Par ailleurs, l'effet de cet événement est faible dans la mémoire vive des militants dans la mesure où le spectacle agit sur eux comme la lecture d'un livre historique, c'est-à-dire sur le mode de la leçon donnée que le récepteur est censé comprendre et retenir: les militants ne sont exposés à la mémoire historique que le temps du spectacle, ce qui est trop bref. Davantage, « l'illusion d'authenticité » que le spectacle met en scène n'échappe pas aux militants-mineurs qui viennent visionner l'événement davantage en récepteur-consommateur qu'en acteur-militant. Le spectacle est perçu comme tel car il tente de re-créer un monde (la mine carmausine du début du XXe siècle) et des luttes politiques (la construction de la verrerie d'Albi, l'affaire Dreyfus, la Première guerre mondiale, etc.) qui ne trouvent pas de référent pratique direct. Dans ces conditions, s'investir dans ce spectacle reviendrait à accepter consciemment de «jouer au mineur à l'ancienne», ce que la plupart refusent par peur de se couvrir de ridicule devant leurs pairs, «de passer pour une femmelette» en faisant l'acteur, d'entrer dans le «monde artistique», un univers assimilé par nombre d'entre-eux au «monde des snobs et des bourgeois».

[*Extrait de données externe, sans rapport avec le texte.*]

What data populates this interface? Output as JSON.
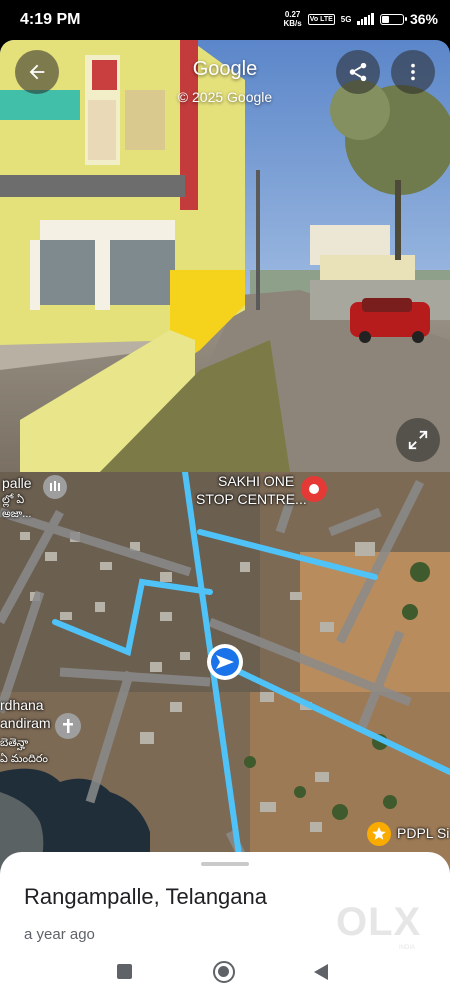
{
  "status_bar": {
    "time": "4:19 PM",
    "net_speed_value": "0.27",
    "net_speed_unit": "KB/s",
    "volte": "Vo LTE",
    "signal": "5G",
    "battery_pct": "36%",
    "battery_level": 0.36
  },
  "street_view": {
    "title": "Google",
    "copyright": "© 2025 Google"
  },
  "map": {
    "labels": {
      "palle": "palle",
      "palle_telugu": "ల్లో ఏ",
      "palle_telugu2": "అజా...",
      "sakhi": "SAKHI ONE",
      "sakhi2": "STOP CENTRE...",
      "rdhana": "rdhana",
      "mandiram": "andiram",
      "mandiram_telugu": "బెతెన్హా",
      "mandiram_telugu2": "ఏ మందిరం",
      "pdpl": "PDPL Si"
    }
  },
  "sheet": {
    "place": "Rangampalle, Telangana",
    "time_ago": "a year ago",
    "watermark": "OLX",
    "watermark_sub": "INDIA"
  },
  "colors": {
    "accent": "#1a73e8",
    "road_blue": "#4fc3f7",
    "pin_red": "#e53935"
  }
}
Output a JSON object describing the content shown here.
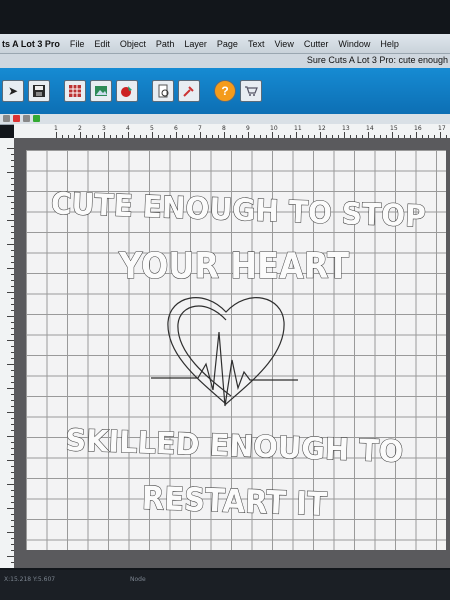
{
  "app": {
    "name_fragment": "ts A Lot 3 Pro",
    "window_title": "Sure Cuts A Lot 3 Pro: cute enough"
  },
  "menu": [
    "File",
    "Edit",
    "Object",
    "Path",
    "Layer",
    "Page",
    "Text",
    "View",
    "Cutter",
    "Window",
    "Help"
  ],
  "toolbar": {
    "icons": [
      "arrow-icon",
      "save-icon",
      "grid-icon",
      "image-icon",
      "paint-icon",
      "document-icon",
      "tools-icon",
      "help-icon",
      "cart-icon"
    ]
  },
  "ruler": {
    "top_labels": [
      "1",
      "2",
      "3",
      "4",
      "5",
      "6",
      "7",
      "8",
      "9",
      "10",
      "11",
      "12",
      "13",
      "14",
      "15",
      "16",
      "17"
    ]
  },
  "design": {
    "line1": "CUTE ENOUGH TO STOP",
    "line2": "YOUR HEART",
    "line3": "SKILLED ENOUGH TO",
    "line4": "RESTART IT"
  },
  "status": {
    "coords": "X:15.218  Y:5.607",
    "mode": "Node"
  }
}
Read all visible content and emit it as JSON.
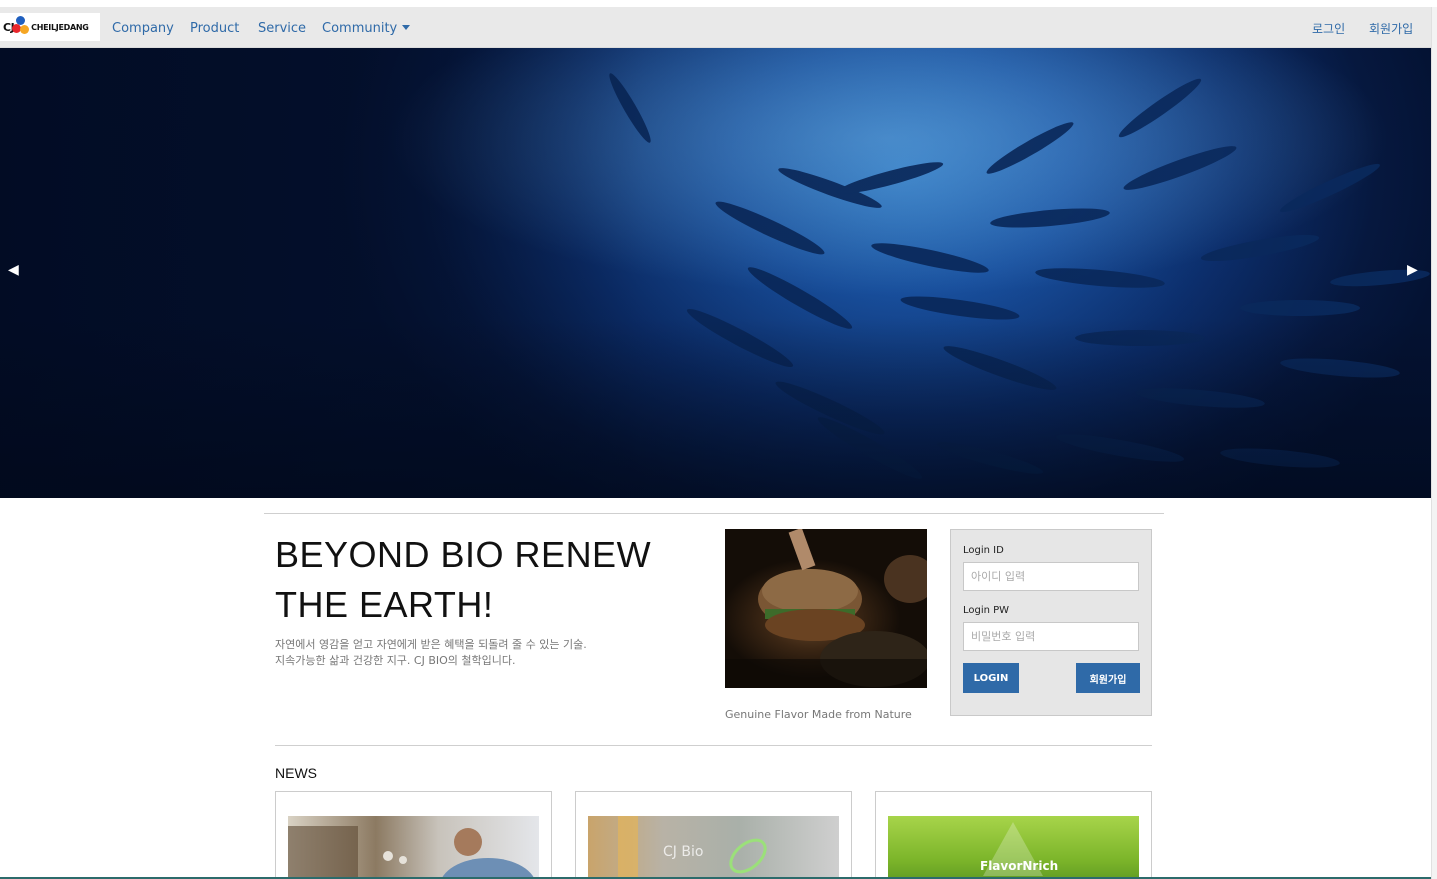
{
  "brand": {
    "logo_cj": "CJ",
    "logo_text": "CHEILJEDANG"
  },
  "nav": {
    "items": [
      "Company",
      "Product",
      "Service",
      "Community"
    ],
    "right": {
      "login": "로그인",
      "signup": "회원가입"
    }
  },
  "hero": {
    "prev": "◀",
    "next": "▶"
  },
  "intro": {
    "headline_line1": "BEYOND BIO RENEW",
    "headline_line2": "THE EARTH!",
    "sub_line1": "자연에서 영감을 얻고 자연에게 받은 혜택을 되돌려 줄 수 있는 기술.",
    "sub_line2": "지속가능한 삶과 건강한 지구. CJ BIO의 철학입니다."
  },
  "feature": {
    "caption": "Genuine Flavor Made from Nature"
  },
  "login": {
    "id_label": "Login ID",
    "id_placeholder": "아이디 입력",
    "pw_label": "Login PW",
    "pw_placeholder": "비밀번호 입력",
    "login_button": "LOGIN",
    "signup_button": "회원가입"
  },
  "news": {
    "title": "NEWS",
    "cards": [
      {
        "image": "kitchen-man-photo"
      },
      {
        "image": "cj-bio-sign-photo",
        "logo_text": "CJ Bio"
      },
      {
        "image": "flavornrich-green-photo",
        "logo_text": "FlavorNrich"
      }
    ]
  },
  "colors": {
    "nav_link": "#2f6aa8",
    "button": "#2f6aa8",
    "navbar_bg": "#e9e9e9"
  }
}
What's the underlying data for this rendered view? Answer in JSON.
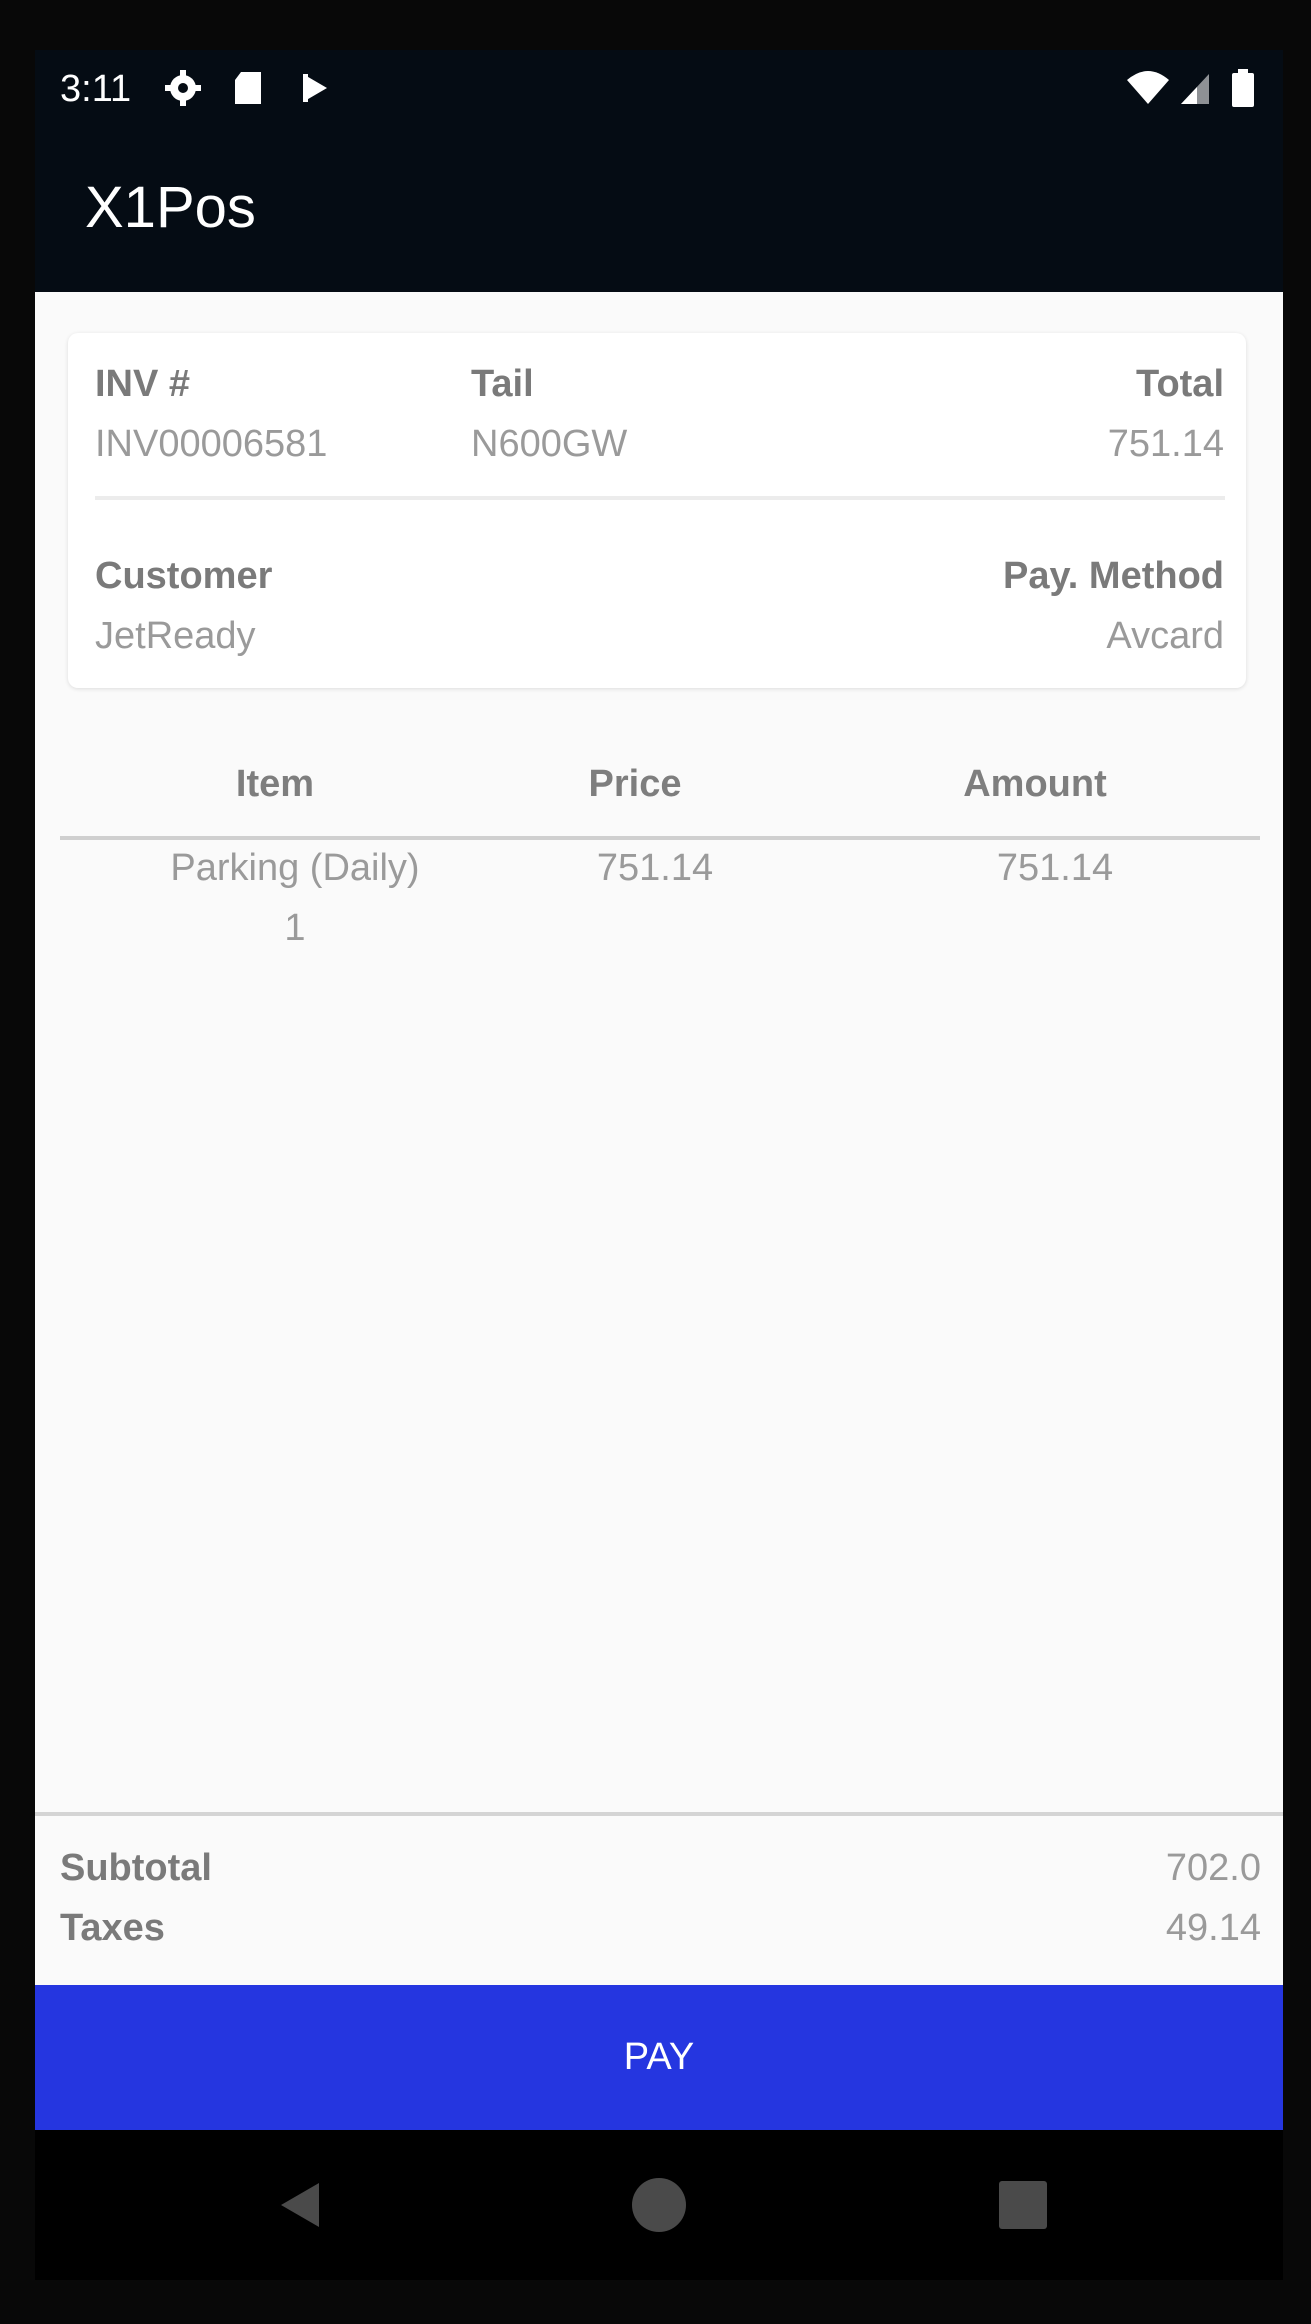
{
  "status_bar": {
    "time": "3:11",
    "left_icons": [
      "gear-icon",
      "sd-card-icon",
      "play-store-icon"
    ],
    "right_icons": [
      "wifi-icon",
      "cell-signal-icon",
      "battery-icon"
    ]
  },
  "app_bar": {
    "title": "X1Pos"
  },
  "invoice": {
    "inv_label": "INV #",
    "inv_value": "INV00006581",
    "tail_label": "Tail",
    "tail_value": "N600GW",
    "total_label": "Total",
    "total_value": "751.14",
    "customer_label": "Customer",
    "customer_value": "JetReady",
    "pay_method_label": "Pay. Method",
    "pay_method_value": "Avcard"
  },
  "table": {
    "headers": {
      "item": "Item",
      "price": "Price",
      "amount": "Amount"
    },
    "rows": [
      {
        "item": "Parking (Daily)",
        "qty": "1",
        "price": "751.14",
        "amount": "751.14"
      }
    ]
  },
  "totals": {
    "subtotal_label": "Subtotal",
    "subtotal_value": "702.0",
    "taxes_label": "Taxes",
    "taxes_value": "49.14"
  },
  "pay_button": {
    "label": "PAY"
  },
  "nav_bar": {
    "icons": [
      "back-icon",
      "home-icon",
      "recents-icon"
    ]
  },
  "colors": {
    "app_bar": "#050c14",
    "pay_button": "#2536e0",
    "background": "#fafafa"
  }
}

Le cas de ce spectacle illustre les effets très limités des commémorations festives sur la mémoire vive d'un groupe. Plaquées articiellement dans le temps et sur un lieu donné, elles ne parviennent que médiocrement à frapper les esprits ou à structurer les mémoires, car il leur manque cet élément fondateur dans l'acte de mémoire et du souvenir: la pratique de l'histoire, devenue histoire sociale incorporée par les militants.

7. Conclusion

Les vertus heuristiques de la «mémoire collective» sont donc réelles à condition d'utiliser cette notion, non sous un angle normatif ou a-prioriste, mais selon une approche proprement sociologique, c'est-à-dire une approche qui conçoit la mémoire collective comme l'évocation d'un passé pratiqué et incorporé.

La mémoire socialiste que j'ai appréhendée, se démarque ainsi nettement de portraits historiques idéalisés du socialisme que brossent parfois certains dirigeants du PS. Elle ne correspond pas non plus à la narration linéaire et savante de certains historiens. La mémoire socialiste reflète les expériences vécues par les militants; elle met en scène un passé dont les hommes et les femmes que j'ai rencontrés dans le cadre de ma recherche se souvenaient, car ce passé renvoie à des épisodes concrets de leur existence.